The American Society of General Surgeons has endorsed the confocal laser endomicroscopy platform Cellvizio for managing patients with gastroesophageal reflux disease and Barrett’s esophagus, according to a press release from the manufacturer.

“With esophageal cancer rates having increased by 600% since the introduction of powerful acid reducing medications, the accurate detection and determination of extent of Barrett’s is greatly enhanced by Cellvizio [Mauna Kea Technologies],” F. Paul (Tripp) Buckley III, MD, surgical director of the Heartburn & Acid Reflux Center at Baylor Scott & White Health in Central Texas, and member of the board of trustees of the ASGS, said in the press release. “We believe that physicians and surgeons who are fighting every day to relieve patients from GERD and to prevent them from later developing Barrett’s esophagus ... need and deserve to have access to Cellvizio in order to obtain a comprehensive assessment of the extent of disease and to make real-time therapeutic decisions.”

The ASGS position statement, which will be available on the society’s website, estimates that GERD patients have a 10% to 15% risk for developing Barrett’s esophagus, which is associated with a 30% to 50% increased risk for cancer, according to the press release.

Other sources cited in the press release estimate that GERD affects 10% of Americans every day, 18% every week and almost 44% every month; that 8.9 million U.S. hospital visits were attributed to GERD in 2012; and that around 6.9 million upper endoscopies were performed in the same year.
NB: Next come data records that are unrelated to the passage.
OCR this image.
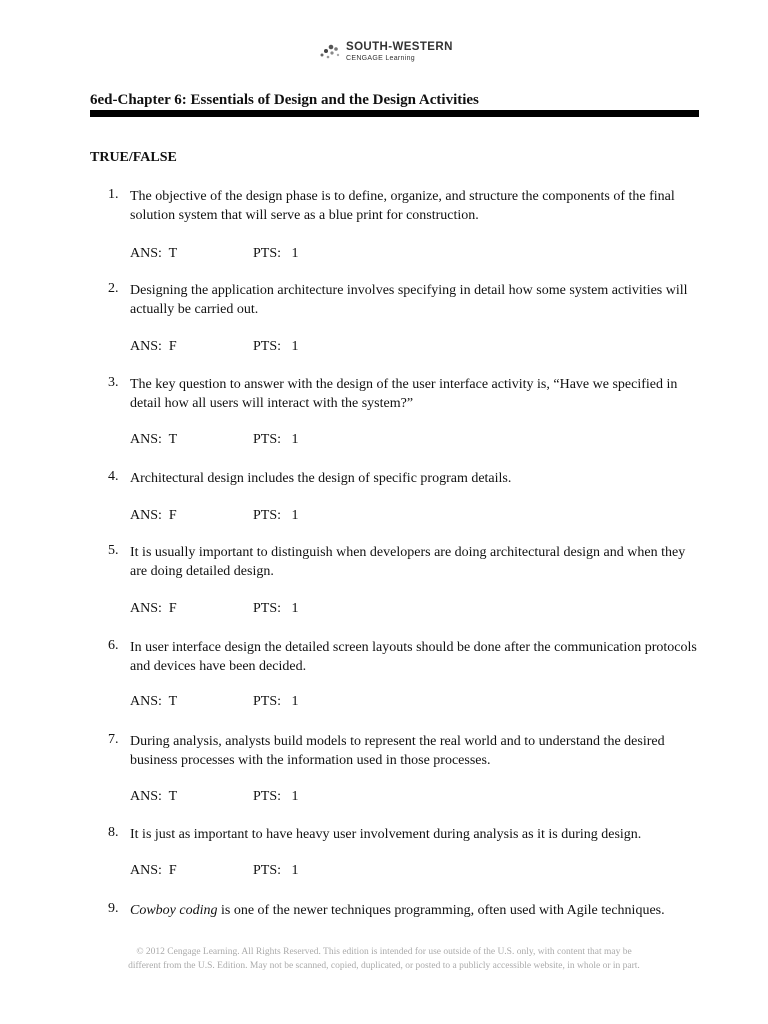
SOUTH-WESTERN
CENGAGE Learning
6ed-Chapter 6: Essentials of Design and the Design Activities
TRUE/FALSE
1. The objective of the design phase is to define, organize, and structure the components of the final solution system that will serve as a blue print for construction.
ANS: T	PTS: 1
2. Designing the application architecture involves specifying in detail how some system activities will actually be carried out.
ANS: F	PTS: 1
3. The key question to answer with the design of the user interface activity is, “Have we specified in detail how all users will interact with the system?”
ANS: T	PTS: 1
4. Architectural design includes the design of specific program details.
ANS: F	PTS: 1
5. It is usually important to distinguish when developers are doing architectural design and when they are doing detailed design.
ANS: F	PTS: 1
6. In user interface design the detailed screen layouts should be done after the communication protocols and devices have been decided.
ANS: T	PTS: 1
7. During analysis, analysts build models to represent the real world and to understand the desired business processes with the information used in those processes.
ANS: T	PTS: 1
8. It is just as important to have heavy user involvement during analysis as it is during design.
ANS: F	PTS: 1
9. Cowboy coding is one of the newer techniques programming, often used with Agile techniques.
© 2012 Cengage Learning. All Rights Reserved. This edition is intended for use outside of the U.S. only, with content that may be different from the U.S. Edition. May not be scanned, copied, duplicated, or posted to a publicly accessible website, in whole or in part.
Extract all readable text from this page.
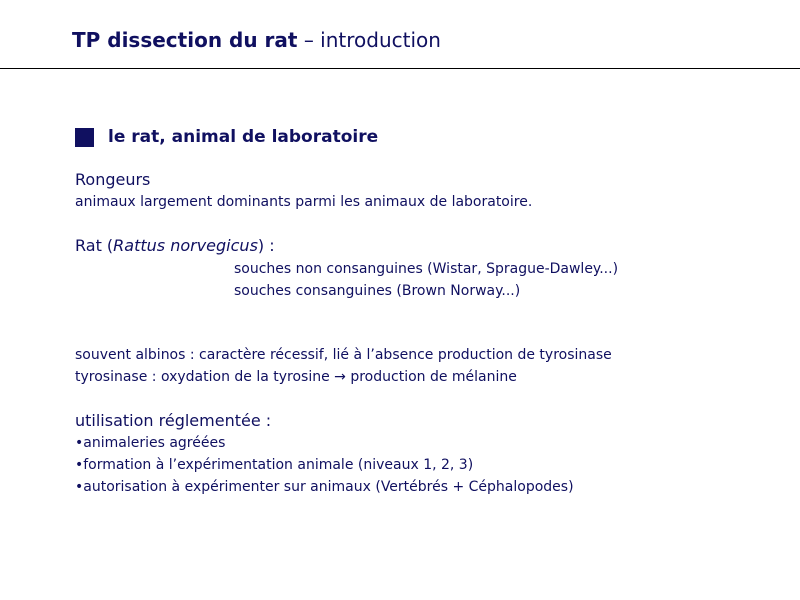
TP dissection du rat – introduction
le rat, animal de laboratoire
Rongeurs
animaux largement dominants parmi les animaux de laboratoire.
Rat (Rattus norvegicus) :
souches non consanguines (Wistar, Sprague-Dawley...)
souches consanguines (Brown Norway...)
souvent albinos : caractère récessif, lié à l’absence production de tyrosinase
tyrosinase : oxydation de la tyrosine → production de mélanine
utilisation réglementée :
•animaleries agréées
•formation à l’expérimentation animale (niveaux 1, 2, 3)
•autorisation à expérimenter sur animaux (Vertébrés + Céphalopodes)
Moreover, according to the manufacturer’s internal estimates, 5 million upper endoscopies per year could benefit from Cellvizio procedures, which are currently reimbursed with CPT codes 43206 and 43252.

“We are extremely gratified by the ASGS’s position statement on confocal laser endomicroscopy. Combined with the American Gastroenterological Association’s 2015 white paper which deemed the use of confocal laser endomicroscopy to be appropriate for trained physicians as an alternative to random biopsies, we now have two important clinical endorsements for the use of Cellvizio in the treatment of GERD and Barrett’s esophagus,” Sacha Loiseau, PhD, founder and CEO of Mauna Kea Technologies, said in the press release. “We are confident this additional position statement will be a catalyst for accelerated utilization of Cellvizio in U.S. anti-reflux centers and hospitals, an application which has already proven to be very dynamic.”
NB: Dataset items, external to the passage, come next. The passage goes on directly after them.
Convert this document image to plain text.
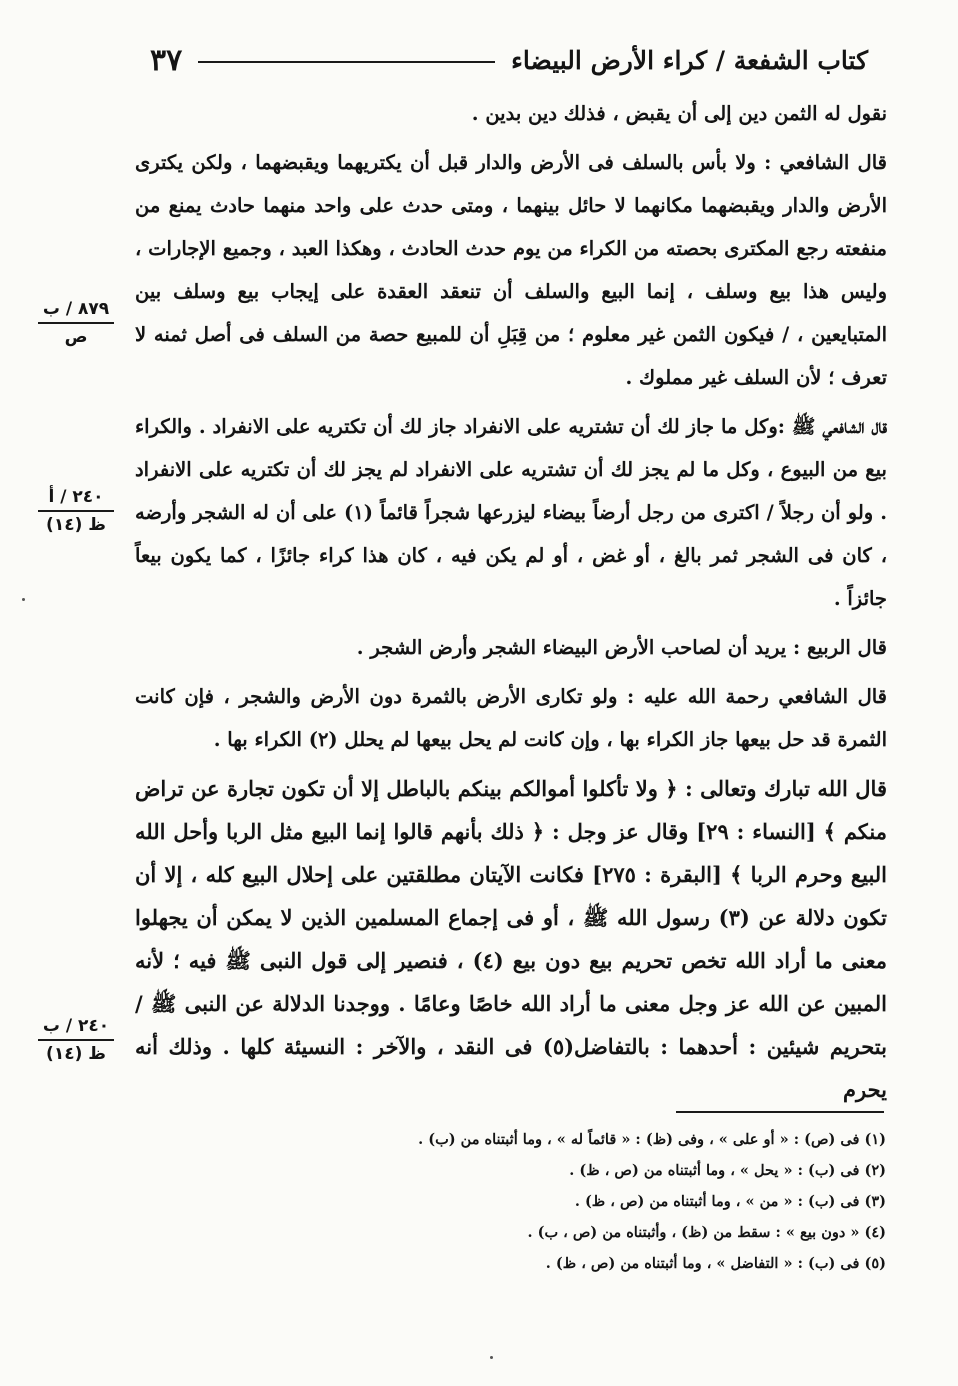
كتاب الشفعة / كراء الأرض البيضاء
٣٧

نقول له الثمن دين إلى أن يقبض ، فذلك دين بدين .

قال الشافعي : ولا بأس بالسلف فى الأرض والدار قبل أن يكتريهما ويقبضهما ، ولكن يكترى الأرض والدار ويقبضهما مكانهما لا حائل بينهما ، ومتى حدث على واحد منهما حادث يمنع من منفعته رجع المكترى بحصته من الكراء من يوم حدث الحادث ، وهكذا العبد ، وجميع الإجارات ، وليس هذا بيع وسلف ، إنما البيع والسلف أن تنعقد العقدة على إيجاب بيع وسلف بين المتبايعين ، / فيكون الثمن غير معلوم ؛ من قِبَلِ أن للمبيع حصة من السلف فى أصل ثمنه لا تعرف ؛ لأن السلف غير مملوك .

قال الشافعي ﷺ :وكل ما جاز لك أن تشتريه على الانفراد جاز لك أن تكتريه على الانفراد . والكراء بيع من البيوع ، وكل ما لم يجز لك أن تشتريه على الانفراد لم يجز لك أن تكتريه على الانفراد . ولو أن رجلاً / اكترى من رجل أرضاً بيضاء ليزرعها شجراً قائماً (١) على أن له الشجر وأرضه ، كان فى الشجر ثمر بالغ ، أو غض ، أو لم يكن فيه ، كان هذا كراء جائزًا ، كما يكون بيعاً جائزاً .

قال الربيع : يريد أن لصاحب الأرض البيضاء الشجر وأرض الشجر .

قال الشافعي رحمة الله عليه : ولو تكارى الأرض بالثمرة دون الأرض والشجر ، فإن كانت الثمرة قد حل بيعها جاز الكراء بها ، وإن كانت لم يحل بيعها لم يحلل (٢) الكراء بها .

قال الله تبارك وتعالى : ﴿ ولا تأكلوا أموالكم بينكم بالباطل إلا أن تكون تجارة عن تراض منكم ﴾ [النساء : ٢٩] وقال عز وجل : ﴿ ذلك بأنهم قالوا إنما البيع مثل الربا وأحل الله البيع وحرم الربا ﴾ [البقرة : ٢٧٥] فكانت الآيتان مطلقتين على إحلال البيع كله ، إلا أن تكون دلالة عن (٣) رسول الله ﷺ ، أو فى إجماع المسلمين الذين لا يمكن أن يجهلوا معنى ما أراد الله تخص تحريم بيع دون بيع (٤) ، فنصير إلى قول النبى ﷺ فيه ؛ لأنه المبين عن الله عز وجل معنى ما أراد الله خاصًا وعامًا . ووجدنا الدلالة عن النبى ﷺ / بتحريم شيئين : أحدهما : بالتفاضل(٥) فى النقد ، والآخر : النسيئة كلها . وذلك أنه يحرم

٨٧٩ / ب
ص
٢٤٠ / أ
ظ (١٤)
٢٤٠ / ب
ظ (١٤)
(١) فى (ص) : « أو على » ، وفى (ظ) : « قائماً له » ، وما أثبتناه من (ب) .
(٢) فى (ب) : « يحل » ، وما أثبتناه من (ص ، ظ) .
(٣) فى (ب) : « من » ، وما أثبتناه من (ص ، ظ) .
(٤) « دون بيع » : سقط من (ظ) ، وأثبتناه من (ص ، ب) .
(٥) فى (ب) : « التفاضل » ، وما أثبتناه من (ص ، ظ) .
A Cellvizio system was recently placed at the Florida Hospital Center for Interventional Endoscopy (CIE), the highest volume interventional endoscopy unit in the U.S., according to a separate press release from the manufacturer.

The center’s international recognition represents “a significant opportunity to drive increased awareness” of Cellvizio in clinical and research communities. Last year, the CIE performed more than 6,200 complex endoscopic procedures, including more than 2,700 endoscopic ultrasound (EUS) procedures, 831 of which were fine needle aspiration procedures that can often be improved with Cellvizio technology, according to the press release.

“The Florida Hospital Center for Interventional Endoscopy (CIE) has adopted Cellvizio so that patients can be evaluated using cutting-edge diagnostic technology,” Shyam Varadarajulu, MD, medical director at CIE, said in the press release. “Cellvizio will help expand CIE’s advanced imaging portfolio and facilitate better management of patients. A major mission of CIE is to conduct high quality clinical trials and we hope that Cellvizio will be instrumental in providing answers to diagnostic dilemma in the evaluation of pancreatic cysts and indeterminate biliary strictures.”

The CIE will feature the Cellvizio system at its 4th annual Orlando Live EUS symposium September 7-9, according to the press release.

Disclosures: Loiseau is employed by Mauna Kea Technologies. Healio Gastroenterology was unable to confirm Buckley’s and Varadarajulu’s relevant financial disclosures.